It became apparent after a few years of continued growth that we didn’t have a formal name to call the group. From no specific origin, the title of
"No-Name Aviation Group" became increasingly popular. Its connotation of humor matched what became a trademark of this entertaining informal gathering of aviation enthusiasts. For many reasons the monthly meetings moved between various area restaurants, aircraft facilities and timely invitation to area museums. October 1995 became a new chapter for our aviation group. The Executive Director of the National Aeronautic Association, Jack Cole, gave a presentation and extended an invitation for the club to affiliate with the NAA. Our group acceptance in February 1996 bestowed the formal name of the "The Aero Club of Texas" to the once, "No-Name Aviation Group." Our NAA affiliation only existed for about one year before general consensus was that our informal mission didn’t pursue national participation.

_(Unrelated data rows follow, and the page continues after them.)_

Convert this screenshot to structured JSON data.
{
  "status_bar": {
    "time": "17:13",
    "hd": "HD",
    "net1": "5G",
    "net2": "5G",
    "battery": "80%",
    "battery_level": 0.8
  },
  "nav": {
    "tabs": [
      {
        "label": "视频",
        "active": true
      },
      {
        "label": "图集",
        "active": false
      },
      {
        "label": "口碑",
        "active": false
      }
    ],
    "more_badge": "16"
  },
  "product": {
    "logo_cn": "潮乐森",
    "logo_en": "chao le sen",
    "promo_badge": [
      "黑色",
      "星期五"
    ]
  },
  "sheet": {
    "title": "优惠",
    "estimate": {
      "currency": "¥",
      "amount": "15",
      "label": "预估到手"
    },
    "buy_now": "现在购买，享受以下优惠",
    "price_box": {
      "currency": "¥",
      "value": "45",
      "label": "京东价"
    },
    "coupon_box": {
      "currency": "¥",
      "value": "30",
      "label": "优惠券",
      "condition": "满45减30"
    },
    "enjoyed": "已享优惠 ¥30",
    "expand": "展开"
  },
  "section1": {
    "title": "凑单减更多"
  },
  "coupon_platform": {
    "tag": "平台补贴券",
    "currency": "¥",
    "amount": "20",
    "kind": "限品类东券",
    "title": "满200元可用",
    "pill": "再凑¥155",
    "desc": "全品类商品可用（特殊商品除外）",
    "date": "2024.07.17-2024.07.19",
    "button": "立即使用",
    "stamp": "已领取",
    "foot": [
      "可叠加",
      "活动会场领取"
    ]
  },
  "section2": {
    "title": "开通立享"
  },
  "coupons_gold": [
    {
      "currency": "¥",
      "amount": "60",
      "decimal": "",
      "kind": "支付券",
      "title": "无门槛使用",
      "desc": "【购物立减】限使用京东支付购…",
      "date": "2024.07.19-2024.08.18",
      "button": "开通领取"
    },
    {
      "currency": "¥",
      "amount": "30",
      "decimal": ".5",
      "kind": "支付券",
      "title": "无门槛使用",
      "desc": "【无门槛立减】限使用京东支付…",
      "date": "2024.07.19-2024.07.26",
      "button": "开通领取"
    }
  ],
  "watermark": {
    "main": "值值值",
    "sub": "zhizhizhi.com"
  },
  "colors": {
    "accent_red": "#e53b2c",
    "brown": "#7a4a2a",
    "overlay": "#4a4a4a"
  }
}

August 2000 unfolded three new chapters in the Aero Club’s stellar history. Number one was the major move of our meeting place from
Bodacious Barbeque in Arlington to The American Airlines’ C. R. Smith Museum just south of DFW Airport (Fort Worth). The second event was our association with Danny D’s Barbeque (Hurst) and then following Pat Jones (Manager/Owner) to D Two Bar B Q in Pantego. And third, but not least, a club contest/vote led to the selection of Robert Chamber’s suggestion to rename the group to the “Lone Star Aero Club.”

September 2001 proved to be another of the club’s notable milestones. Jay Miller, founding father and tenacious sustainer of the Aero Cub, accepted a position as Director of Paul (Microsoft Guru) Allen’s Warbird Museum in Seattle, Washington. Determined to maintain the entertainment and history gathering legacy of the club, Ted Black volunteered to lead this unique aviation group into its second decade.

The key ingredient to the club’s continuation would be support for programs from the diverse membership. Our dedicated membership has responded with overwhelming support and the Lone Star Aero Club is continuing to enjoy and capture aviation history well into its second decade of camaraderie.